There has been quite a bit of journalistic reporting on how
segments of the American public have been short-changed as a result of the new
global economy. Recently, this blog
shared the writer’s development of a unit of study suitable for an American
government course. The topic of the unit
was foreign trade and the effect that trade has had on job availability in the
US. In way of understanding the current
conditions of affected localities, a look at a case study helps.
Robert Putnam
offers such a case study. In his recent
book, Our Kids: The American Dream in Crisis, he provides
a short historical overview of what has happened to his childhood town, Port
Clinton, Ohio. He graduated from Port
Clinton High School in 1959. In a word,
conditions in that town are very different today than back when Professor
Putnam received that diploma. This
posting outlines these changes as Putnam reports them.
For the
subsequent decade after his graduation, those who remained in Port Clinton
could expect, especially among the male graduates, finding well-paying jobs,
getting married, and leading lower-middle class lives. This was to come to an end. “… Port Clinton turns out to be a poster
child for the changes that have swept across America in the last several
decades.”[1]
This is a small
town, currently it has a population of about 6,000. In previous years, those that coincided with
Putnam’s graduation, the town’s economy was dependent on manufacturing, mostly,
and, to a lesser degree, mining. Then,
the big Standard Products factory began cutting back. It originally hired about 1,000 factory
workers. These were, to that point, steady,
well-paying jobs. During the seventies
the number of jobs was reduced in half and the cuts kept on coming until 1993
when the factory closed its doors for good.
Today the
plant site is noted for EPA posters warning people to stay clear due to hazardous
materials. In addition, there is no
longer an Army base and gypsum mines. In
1965, manufacturing provided 55% of jobs in Port Clinton’s county, Ottawa
County. In 1995, it accounted for 25% of
the jobs and since then that amount has fallen further. With this backdrop, the town’s economy missed
enjoying the subsequent good times the nation has experienced – it’s economic
numbers have fallen below national averages – and the hard times have been
harder.
Currently, the
area’s real wages are 25% below national averages. The average Ottawa worker, in real terms, is
paid 16% less than his/her predecessor of the early 1970s. And, of course, population has decreased in
these years. It fell 17% in the twenty
years following the nineties. For those
who still live there, chances are they have longer and longer commutes since
locally the jobs are not there. Probably
most noted for those who return to visit is the empty store fronts in the
central business district.
When a local
community experiences this type of shocks, they will also experience an array
of consequences in many different social domains. For example, since the 1980s, the area has
been hit by a 300% increase in juvenile delinquency rates. As already indicated, there is a population
drain, but more specifically, that drain is predominately among the
thirty-something age cohorts. Its
depletion just about doubled through those years. Single-parent households jumped from 10% of
all households in 1970 to 20% in 2010.
Other rates
that increased dramatically have been in divorce rates, unwed births, and child
poverty. But what is hiding these
realities in Port Clinton is another and an opposite trend. While lesser educated workers have
experienced the above woes, the global economy has created an economy with an enhanced,
new upper, well-educated class.
And for them, Port Clinton offers
beautiful areas for establishing their homesteads. The views of Lake Erie provide gorgeous
vistas. These professionals, who make
their livings in offices located in Columbus or Cleveland, can commute to Port
Clinton away from their urban worksites.
So, what one finds in Port Clinton, a town that was nearly equitable
when it came to wealth and income distribution, is now a population with a
heavily skewed distribution – a population with a relatively few, extensively
well-off inhabitants and a majority with significantly low incomes.

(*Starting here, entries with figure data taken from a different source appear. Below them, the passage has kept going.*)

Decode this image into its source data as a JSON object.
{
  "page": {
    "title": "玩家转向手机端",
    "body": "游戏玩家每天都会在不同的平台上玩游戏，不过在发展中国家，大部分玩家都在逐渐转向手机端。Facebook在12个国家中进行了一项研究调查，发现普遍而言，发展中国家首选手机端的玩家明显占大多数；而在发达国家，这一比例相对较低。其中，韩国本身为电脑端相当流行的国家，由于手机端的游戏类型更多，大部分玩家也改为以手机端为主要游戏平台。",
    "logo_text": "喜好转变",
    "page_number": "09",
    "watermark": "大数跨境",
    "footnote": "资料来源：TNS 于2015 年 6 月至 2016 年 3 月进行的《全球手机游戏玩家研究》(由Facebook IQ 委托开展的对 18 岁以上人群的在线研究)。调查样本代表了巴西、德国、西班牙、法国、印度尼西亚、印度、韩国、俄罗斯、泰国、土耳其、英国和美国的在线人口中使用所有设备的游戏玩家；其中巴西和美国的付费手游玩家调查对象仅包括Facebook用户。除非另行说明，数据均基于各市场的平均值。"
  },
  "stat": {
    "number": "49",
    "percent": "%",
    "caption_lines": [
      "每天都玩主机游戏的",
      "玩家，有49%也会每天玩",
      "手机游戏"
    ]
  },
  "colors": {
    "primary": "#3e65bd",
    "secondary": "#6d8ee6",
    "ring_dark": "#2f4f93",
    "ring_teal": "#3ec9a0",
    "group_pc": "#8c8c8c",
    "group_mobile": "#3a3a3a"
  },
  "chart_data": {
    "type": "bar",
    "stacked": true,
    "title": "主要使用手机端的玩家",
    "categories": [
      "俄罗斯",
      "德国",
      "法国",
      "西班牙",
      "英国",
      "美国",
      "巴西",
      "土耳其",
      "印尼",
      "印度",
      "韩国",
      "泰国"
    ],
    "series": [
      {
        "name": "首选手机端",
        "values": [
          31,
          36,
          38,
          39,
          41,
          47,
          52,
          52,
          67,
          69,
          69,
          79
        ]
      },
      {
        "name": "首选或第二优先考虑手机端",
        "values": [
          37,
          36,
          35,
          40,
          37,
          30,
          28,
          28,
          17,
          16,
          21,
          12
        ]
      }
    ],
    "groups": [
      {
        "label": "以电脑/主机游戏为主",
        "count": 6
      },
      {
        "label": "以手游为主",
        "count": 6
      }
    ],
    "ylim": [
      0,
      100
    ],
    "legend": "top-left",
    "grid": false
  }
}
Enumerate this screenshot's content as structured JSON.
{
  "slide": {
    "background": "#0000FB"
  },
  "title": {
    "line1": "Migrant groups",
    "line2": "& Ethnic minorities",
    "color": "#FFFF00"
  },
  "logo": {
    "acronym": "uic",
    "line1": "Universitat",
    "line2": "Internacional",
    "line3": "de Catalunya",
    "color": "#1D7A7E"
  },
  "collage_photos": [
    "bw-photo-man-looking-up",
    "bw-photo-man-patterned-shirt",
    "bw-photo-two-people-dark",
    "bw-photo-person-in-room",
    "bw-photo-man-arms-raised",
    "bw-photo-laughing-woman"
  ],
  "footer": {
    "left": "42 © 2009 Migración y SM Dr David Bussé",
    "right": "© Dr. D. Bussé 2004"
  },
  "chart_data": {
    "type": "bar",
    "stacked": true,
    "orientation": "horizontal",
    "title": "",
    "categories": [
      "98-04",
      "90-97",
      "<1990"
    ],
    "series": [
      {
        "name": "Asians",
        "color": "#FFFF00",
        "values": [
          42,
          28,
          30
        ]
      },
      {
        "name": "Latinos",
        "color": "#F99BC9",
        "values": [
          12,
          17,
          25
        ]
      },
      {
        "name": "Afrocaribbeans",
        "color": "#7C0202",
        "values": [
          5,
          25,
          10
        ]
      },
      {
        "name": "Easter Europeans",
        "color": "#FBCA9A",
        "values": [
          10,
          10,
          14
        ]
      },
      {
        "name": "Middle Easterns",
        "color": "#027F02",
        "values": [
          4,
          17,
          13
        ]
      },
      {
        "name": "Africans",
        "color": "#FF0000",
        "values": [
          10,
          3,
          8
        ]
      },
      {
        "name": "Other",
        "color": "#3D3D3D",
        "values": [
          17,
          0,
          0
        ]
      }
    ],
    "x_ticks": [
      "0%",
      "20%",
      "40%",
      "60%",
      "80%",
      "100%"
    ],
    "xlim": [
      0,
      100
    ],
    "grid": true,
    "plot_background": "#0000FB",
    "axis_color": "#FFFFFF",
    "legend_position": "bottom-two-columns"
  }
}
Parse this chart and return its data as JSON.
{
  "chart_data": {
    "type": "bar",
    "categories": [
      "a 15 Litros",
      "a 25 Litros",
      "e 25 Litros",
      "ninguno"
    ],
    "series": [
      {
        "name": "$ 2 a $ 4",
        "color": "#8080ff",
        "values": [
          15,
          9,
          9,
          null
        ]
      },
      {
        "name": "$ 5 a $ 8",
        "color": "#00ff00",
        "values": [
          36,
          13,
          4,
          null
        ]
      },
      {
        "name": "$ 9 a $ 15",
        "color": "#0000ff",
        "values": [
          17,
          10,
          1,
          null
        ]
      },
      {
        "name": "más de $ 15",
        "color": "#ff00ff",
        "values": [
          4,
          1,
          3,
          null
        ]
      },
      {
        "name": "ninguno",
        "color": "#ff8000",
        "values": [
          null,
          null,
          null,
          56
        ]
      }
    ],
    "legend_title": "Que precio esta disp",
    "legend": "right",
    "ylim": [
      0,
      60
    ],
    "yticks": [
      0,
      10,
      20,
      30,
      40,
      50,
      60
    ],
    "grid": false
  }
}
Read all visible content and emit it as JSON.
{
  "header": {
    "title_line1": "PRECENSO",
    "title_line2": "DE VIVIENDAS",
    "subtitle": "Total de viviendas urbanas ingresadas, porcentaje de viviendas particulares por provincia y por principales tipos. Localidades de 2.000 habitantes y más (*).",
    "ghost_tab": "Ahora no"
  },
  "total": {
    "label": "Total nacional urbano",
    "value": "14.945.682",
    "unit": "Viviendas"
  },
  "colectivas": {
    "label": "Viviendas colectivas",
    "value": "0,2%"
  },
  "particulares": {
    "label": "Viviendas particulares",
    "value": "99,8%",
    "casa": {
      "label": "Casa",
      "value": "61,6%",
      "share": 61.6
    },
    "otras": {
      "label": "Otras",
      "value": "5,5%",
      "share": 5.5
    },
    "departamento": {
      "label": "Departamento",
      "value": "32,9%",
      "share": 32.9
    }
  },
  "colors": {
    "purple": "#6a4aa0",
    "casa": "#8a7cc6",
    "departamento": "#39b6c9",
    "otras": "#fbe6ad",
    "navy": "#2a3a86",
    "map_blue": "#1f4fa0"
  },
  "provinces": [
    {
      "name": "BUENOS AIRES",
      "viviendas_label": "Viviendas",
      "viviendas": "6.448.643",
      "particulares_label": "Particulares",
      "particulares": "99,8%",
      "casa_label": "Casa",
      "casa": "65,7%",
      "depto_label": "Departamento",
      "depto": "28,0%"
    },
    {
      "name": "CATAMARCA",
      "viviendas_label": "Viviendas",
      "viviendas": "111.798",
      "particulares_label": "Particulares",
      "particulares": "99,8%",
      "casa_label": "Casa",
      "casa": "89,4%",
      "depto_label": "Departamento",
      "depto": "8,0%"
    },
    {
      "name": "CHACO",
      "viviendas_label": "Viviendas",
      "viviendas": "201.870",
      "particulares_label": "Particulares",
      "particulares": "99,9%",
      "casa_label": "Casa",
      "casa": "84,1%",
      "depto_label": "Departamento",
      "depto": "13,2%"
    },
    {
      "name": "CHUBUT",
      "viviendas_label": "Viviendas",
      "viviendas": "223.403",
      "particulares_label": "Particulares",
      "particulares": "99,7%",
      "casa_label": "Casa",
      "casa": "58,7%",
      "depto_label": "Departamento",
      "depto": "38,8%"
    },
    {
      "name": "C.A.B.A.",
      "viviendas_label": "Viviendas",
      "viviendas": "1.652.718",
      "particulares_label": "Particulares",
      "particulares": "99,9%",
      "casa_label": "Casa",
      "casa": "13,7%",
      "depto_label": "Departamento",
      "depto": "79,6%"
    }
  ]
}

The story of Port Clinton is
replicated all along the formally manufacturing areas of the country. A lot of those areas are in the
Mid-west. States like Ohio, Indiana,
Michigan, Illinois, and the rest.
Socially and economically, these developments are having a very real
effect on the politics of the nation.
Further degrees of mal-distribution of wealth and income threaten to
seriously disrupt the domestic tranquility of the nation. For its own sake, the nation’s attention
needs to be focused on these realities.
[1] Robert Putnam, Our
Kids: The American Dream in Crisis (New
York, NY: Simon and Schuster, 2015), 20.